The heart regenerates poorly in mammals; functional tissue is replaced by scar tissue following injury, such as a the damaged caused in a heart attack. Researchers have recently found that type V collagen is an important determinant of the extent of this scarring, which varies considerably from individual to individual. Greater scarring leads to worse heart muscle function and a poor prognosis for the patient.

Genetic engineering of animals to remove the capacity to generate this type V collagen increases scar size following the induction of a heart attack. Researchers here show that this results because differences in the mechanical properties of scar tissue lacking type V collagen cause greater efforts on the part of cells to try to reinforce and expand the scar. This discovery may or may not point the way towards strategies to minimize scar formation in heart tissue; that remains to be seen.


Following acute myocardial infarction (MI), dead cardiac muscle is replaced by scar tissue. Clinical studies demonstrate that scar size in patients with prior MI is an independent predictor of mortality and outcomes, even when normalized with respect to cardiac function. Despite the immense pathophysiologic importance of scar burden, little is known about factors that regulate scar size after ischemic cardiac injury.
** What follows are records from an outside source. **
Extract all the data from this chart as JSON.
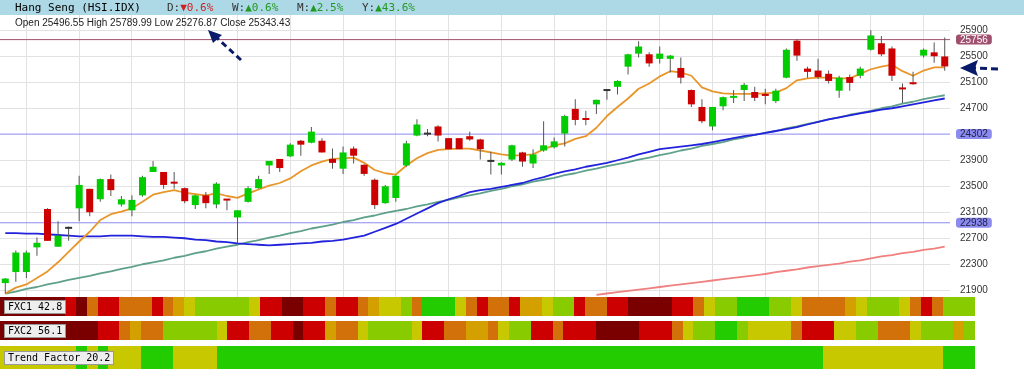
{
  "chart_data": {
    "type": "candlestick",
    "title": "Hang Seng (HSI.IDX)",
    "subtitle": "Open 25496.55  High 25789.99  Low 25276.87  Close 25343.43",
    "annotations": [
      "D:▼0.6%",
      "W:▲0.6%",
      "M:▲2.5%",
      "Y:▲43.6%",
      "FXC1 42.8",
      "FXC2 56.1",
      "Trend Factor 20.2"
    ],
    "categories": [
      null,
      null,
      null,
      null,
      null,
      null,
      null,
      null,
      null,
      null,
      null,
      null,
      null,
      null,
      null,
      null,
      null,
      null,
      null,
      null,
      null,
      null,
      null,
      null,
      null,
      null,
      null,
      null,
      null,
      null,
      null,
      null,
      null,
      null,
      null,
      null,
      null,
      null,
      null,
      null,
      null,
      null,
      null,
      null,
      null,
      null,
      null,
      null,
      null,
      null,
      null,
      null,
      null,
      null,
      null,
      null,
      null,
      null,
      null,
      null,
      null,
      null,
      null,
      null,
      null,
      null,
      null,
      null,
      null,
      null,
      null,
      null,
      null,
      null,
      null,
      null,
      null,
      null,
      null,
      null,
      null,
      null,
      null,
      null,
      null,
      null,
      null,
      null,
      null,
      null
    ],
    "ohlc": [
      [
        22010,
        22090,
        21850,
        22080
      ],
      [
        22180,
        22510,
        22030,
        22480
      ],
      [
        22180,
        22510,
        22090,
        22480
      ],
      [
        22560,
        22710,
        22430,
        22630
      ],
      [
        23150,
        23160,
        22660,
        22660
      ],
      [
        22570,
        22960,
        22570,
        22740
      ],
      [
        22860,
        22880,
        22660,
        22860
      ],
      [
        23160,
        23660,
        22960,
        23520
      ],
      [
        23460,
        23460,
        23040,
        23100
      ],
      [
        23300,
        23620,
        23260,
        23610
      ],
      [
        23610,
        23680,
        23350,
        23440
      ],
      [
        23220,
        23350,
        23190,
        23300
      ],
      [
        23130,
        23360,
        23040,
        23290
      ],
      [
        23360,
        23660,
        23340,
        23640
      ],
      [
        23720,
        23890,
        23720,
        23800
      ],
      [
        23720,
        23720,
        23460,
        23520
      ],
      [
        23570,
        23720,
        23460,
        23540
      ],
      [
        23470,
        23480,
        23240,
        23270
      ],
      [
        23210,
        23370,
        23150,
        23360
      ],
      [
        23360,
        23410,
        23160,
        23240
      ],
      [
        23220,
        23560,
        23160,
        23540
      ],
      [
        23300,
        23300,
        23130,
        23290
      ],
      [
        23020,
        23130,
        22620,
        23130
      ],
      [
        23260,
        23500,
        23250,
        23470
      ],
      [
        23470,
        23660,
        23460,
        23610
      ],
      [
        23820,
        23890,
        23690,
        23890
      ],
      [
        23920,
        23920,
        23720,
        23780
      ],
      [
        23960,
        24160,
        23950,
        24140
      ],
      [
        24200,
        24210,
        23970,
        24140
      ],
      [
        24170,
        24410,
        24160,
        24340
      ],
      [
        24200,
        24240,
        24020,
        24020
      ],
      [
        23920,
        24080,
        23770,
        23860
      ],
      [
        23770,
        24110,
        23690,
        24020
      ],
      [
        24080,
        24110,
        23850,
        23970
      ],
      [
        23830,
        23840,
        23660,
        23690
      ],
      [
        23600,
        23620,
        23150,
        23210
      ],
      [
        23240,
        23520,
        23230,
        23500
      ],
      [
        23320,
        23670,
        23260,
        23660
      ],
      [
        23820,
        24200,
        23800,
        24160
      ],
      [
        24280,
        24530,
        24270,
        24450
      ],
      [
        24310,
        24380,
        24270,
        24310
      ],
      [
        24420,
        24440,
        24190,
        24280
      ],
      [
        24240,
        24240,
        24070,
        24070
      ],
      [
        24240,
        24240,
        24070,
        24070
      ],
      [
        24270,
        24340,
        24200,
        24220
      ],
      [
        24220,
        24230,
        23910,
        24070
      ],
      [
        23890,
        24030,
        23680,
        23890
      ],
      [
        23820,
        23870,
        23680,
        23860
      ],
      [
        23910,
        24140,
        23890,
        24130
      ],
      [
        24020,
        24030,
        23800,
        23880
      ],
      [
        23850,
        24070,
        23780,
        23990
      ],
      [
        24050,
        24500,
        24030,
        24130
      ],
      [
        24100,
        24250,
        24080,
        24190
      ],
      [
        24310,
        24600,
        24110,
        24580
      ],
      [
        24690,
        24840,
        24440,
        24520
      ],
      [
        24550,
        24660,
        24440,
        24520
      ],
      [
        24760,
        24830,
        24610,
        24830
      ],
      [
        24980,
        24990,
        24830,
        24980
      ],
      [
        25030,
        25130,
        24910,
        25120
      ],
      [
        25340,
        25540,
        25220,
        25530
      ],
      [
        25540,
        25730,
        25480,
        25650
      ],
      [
        25530,
        25560,
        25340,
        25390
      ],
      [
        25460,
        25650,
        25390,
        25540
      ],
      [
        25460,
        25520,
        25250,
        25510
      ],
      [
        25320,
        25480,
        25080,
        25170
      ],
      [
        24980,
        24990,
        24720,
        24760
      ],
      [
        24720,
        24840,
        24470,
        24500
      ],
      [
        24420,
        24720,
        24360,
        24720
      ],
      [
        24730,
        24880,
        24670,
        24870
      ],
      [
        24860,
        24980,
        24780,
        24890
      ],
      [
        24980,
        25090,
        24810,
        25060
      ],
      [
        24950,
        25030,
        24810,
        24860
      ],
      [
        24920,
        25000,
        24760,
        24890
      ],
      [
        24810,
        25000,
        24780,
        24970
      ],
      [
        25170,
        25620,
        25160,
        25600
      ],
      [
        25740,
        25760,
        25430,
        25510
      ],
      [
        25310,
        25340,
        25170,
        25260
      ],
      [
        25280,
        25460,
        25150,
        25180
      ],
      [
        25230,
        25280,
        25080,
        25120
      ],
      [
        24970,
        25200,
        24860,
        25170
      ],
      [
        25180,
        25220,
        24970,
        25090
      ],
      [
        25200,
        25340,
        25160,
        25310
      ],
      [
        25600,
        25900,
        25590,
        25820
      ],
      [
        25700,
        25810,
        25500,
        25530
      ],
      [
        25620,
        25650,
        25120,
        25200
      ],
      [
        25010,
        25080,
        24780,
        25000
      ],
      [
        25090,
        25260,
        25060,
        25080
      ],
      [
        25510,
        25620,
        25480,
        25600
      ],
      [
        25560,
        25710,
        25400,
        25500
      ],
      [
        25496.55,
        25789.99,
        25276.87,
        25343.43
      ]
    ],
    "colors": [
      "#00cc00",
      "#00cc00",
      "#00cc00",
      "#00cc00",
      "#cc0000",
      "#00cc00",
      "#333333",
      "#00cc00",
      "#cc0000",
      "#00cc00",
      "#cc0000",
      "#00cc00",
      "#00cc00",
      "#00cc00",
      "#00cc00",
      "#cc0000",
      "#cc0000",
      "#cc0000",
      "#00cc00",
      "#cc0000",
      "#00cc00",
      "#cc0000",
      "#00cc00",
      "#00cc00",
      "#00cc00",
      "#00cc00",
      "#cc0000",
      "#00cc00",
      "#cc0000",
      "#00cc00",
      "#cc0000",
      "#cc0000",
      "#00cc00",
      "#cc0000",
      "#cc0000",
      "#cc0000",
      "#00cc00",
      "#00cc00",
      "#00cc00",
      "#00cc00",
      "#333333",
      "#cc0000",
      "#cc0000",
      "#cc0000",
      "#cc0000",
      "#cc0000",
      "#333333",
      "#00cc00",
      "#00cc00",
      "#cc0000",
      "#00cc00",
      "#00cc00",
      "#00cc00",
      "#00cc00",
      "#cc0000",
      "#cc0000",
      "#00cc00",
      "#333333",
      "#00cc00",
      "#00cc00",
      "#00cc00",
      "#cc0000",
      "#00cc00",
      "#00cc00",
      "#cc0000",
      "#cc0000",
      "#cc0000",
      "#00cc00",
      "#00cc00",
      "#00cc00",
      "#00cc00",
      "#cc0000",
      "#cc0000",
      "#00cc00",
      "#00cc00",
      "#cc0000",
      "#cc0000",
      "#cc0000",
      "#cc0000",
      "#00cc00",
      "#cc0000",
      "#00cc00",
      "#00cc00",
      "#cc0000",
      "#cc0000",
      "#cc0000",
      "#cc0000",
      "#00cc00",
      "#cc0000",
      "#cc0000"
    ],
    "series": [
      {
        "type": "line",
        "color": "#e8962a",
        "values": [
          21850,
          21940,
          21990,
          22090,
          22190,
          22330,
          22490,
          22650,
          22800,
          22980,
          23070,
          23110,
          23160,
          23260,
          23370,
          23410,
          23440,
          23400,
          23380,
          23360,
          23390,
          23350,
          23320,
          23390,
          23450,
          23510,
          23550,
          23620,
          23730,
          23820,
          23880,
          23920,
          23930,
          23940,
          23860,
          23750,
          23700,
          23680,
          23820,
          23930,
          24010,
          24060,
          24070,
          24080,
          24080,
          24050,
          24020,
          23990,
          23970,
          23980,
          23990,
          24070,
          24130,
          24160,
          24230,
          24270,
          24400,
          24580,
          24720,
          24850,
          25000,
          25080,
          25190,
          25270,
          25250,
          25200,
          25020,
          24960,
          24930,
          24920,
          24920,
          24920,
          24930,
          24940,
          25010,
          25130,
          25160,
          25170,
          25170,
          25160,
          25160,
          25230,
          25300,
          25340,
          25370,
          25270,
          25200,
          25280,
          25330,
          25330
        ]
      },
      {
        "type": "line",
        "color": "#2222dd",
        "values": [
          22780,
          22780,
          22770,
          22770,
          null,
          22750,
          22740,
          22730,
          22730,
          22730,
          22740,
          22740,
          22740,
          22730,
          22720,
          22720,
          22710,
          22700,
          22680,
          22670,
          22650,
          22640,
          22620,
          22610,
          22600,
          22590,
          22600,
          22610,
          22620,
          22630,
          22650,
          22660,
          22680,
          22710,
          22740,
          22800,
          22860,
          22920,
          23000,
          23080,
          23160,
          23240,
          23300,
          23350,
          23410,
          23440,
          23460,
          23490,
          23520,
          23550,
          23600,
          23640,
          23690,
          23730,
          23760,
          23800,
          23830,
          23860,
          23900,
          23940,
          23990,
          24030,
          24070,
          24090,
          24110,
          24130,
          24150,
          24180,
          24210,
          24240,
          24270,
          24290,
          24320,
          24350,
          24380,
          24410,
          24450,
          24490,
          24530,
          24560,
          24590,
          24620,
          24650,
          24680,
          24700,
          24730,
          24760,
          24790,
          24820,
          24850
        ]
      },
      {
        "type": "line",
        "color": "#5fa08a",
        "values": [
          21850,
          21880,
          21920,
          21950,
          21990,
          22020,
          22060,
          22090,
          22120,
          22160,
          22190,
          22230,
          22260,
          22300,
          22330,
          22360,
          22400,
          22430,
          22470,
          22500,
          22540,
          22570,
          22600,
          22640,
          22670,
          22710,
          22740,
          22780,
          22810,
          22850,
          22880,
          22910,
          22950,
          22980,
          23020,
          23050,
          23090,
          23120,
          23150,
          23190,
          23220,
          23260,
          23290,
          23330,
          23360,
          23390,
          23430,
          23460,
          23500,
          23530,
          23570,
          23600,
          23630,
          23670,
          23700,
          23740,
          23770,
          23810,
          23840,
          23870,
          23910,
          23940,
          23980,
          24010,
          24050,
          24080,
          24120,
          24150,
          24180,
          24220,
          24250,
          24290,
          24320,
          24350,
          24390,
          24420,
          24460,
          24490,
          24530,
          24560,
          24600,
          24630,
          24660,
          24700,
          24730,
          24770,
          24800,
          24840,
          24870,
          24900
        ]
      },
      {
        "type": "line",
        "color": "#f08080",
        "values": [
          null,
          null,
          null,
          null,
          null,
          null,
          null,
          null,
          null,
          null,
          null,
          null,
          null,
          null,
          null,
          null,
          null,
          null,
          null,
          null,
          null,
          null,
          null,
          null,
          null,
          null,
          null,
          null,
          null,
          null,
          null,
          null,
          null,
          null,
          null,
          null,
          null,
          null,
          null,
          null,
          null,
          null,
          null,
          null,
          null,
          null,
          null,
          null,
          null,
          null,
          null,
          null,
          null,
          null,
          null,
          null,
          21830,
          21850,
          21870,
          21890,
          21910,
          21930,
          21950,
          21970,
          21990,
          22010,
          22030,
          22050,
          22070,
          22090,
          22110,
          22130,
          22150,
          22180,
          22200,
          22220,
          22250,
          22270,
          22290,
          22310,
          22340,
          22360,
          22390,
          22420,
          22440,
          22470,
          22490,
          22520,
          22540,
          22570
        ]
      }
    ],
    "ref_lines": [
      {
        "axis": "y",
        "value": 25756,
        "label": "25756",
        "color": "#a0506e"
      },
      {
        "axis": "y",
        "value": 24302,
        "label": "24302",
        "color": "#8a8af0"
      },
      {
        "axis": "y",
        "value": 22938,
        "label": "22938",
        "color": "#8a8af0"
      }
    ],
    "ylim": [
      21750,
      26150
    ],
    "yticks": [
      21900,
      22300,
      22700,
      23100,
      23500,
      23900,
      24700,
      25100,
      25500,
      25900
    ],
    "grid": true,
    "tick_labels": "y",
    "legend": false
  }
}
To identify factors determining scar size after MI, we subjected animals to ischemic cardiac injury and performed transcriptional profiling of heart scars isolated from 3 days to 6 weeks post injury. We observed that scars rapidly attained transcriptional maturity, and there were minimal transcriptional changes in the maturing scar tissue beyond 2 weeks of injury. We thus hypothesized that genes that regulate scar size are likely to be differentially expressed early after ischemic injury. Collagens were one of the most highly differentially upregulated genes in the injured heart early after ischemic cardiac injury.

In this report, we demonstrate that collagen V (Col V), a fibrillar collagen that is minimally expressed in the uninjured heart and a minor component of scar tissue, limits scar size after ischemic cardiac injury. Animals lacking Col V in scar tissue exhibit a significant and paradoxical increase in scar size after ischemic injury. In the absence of Col V, scars exhibit altered mechanical properties that drive integrin-dependent mechanosensitive feedback on fibroblasts, augmenting fibroblast activation, extracellular matrix (ECM) secretion, and increase in scar size.

A systems genetics approach across 100 in-bred strains of mice demonstrated that collagen V is a critical driver of postinjury heart function. We show that collagen V deficiency alters the mechanical properties of scar tissue, and altered reciprocal feedback between matrix and cells induces expression of mechanosensitive integrins that drive fibroblast activation and increase scar size. Cilengitide, an inhibitor of specific integrins, rescues the phenotype of increased post-injury scarring in collagen-V-deficient mice. These observations demonstrate that collagen V regulates scar size in an integrin-dependent manner.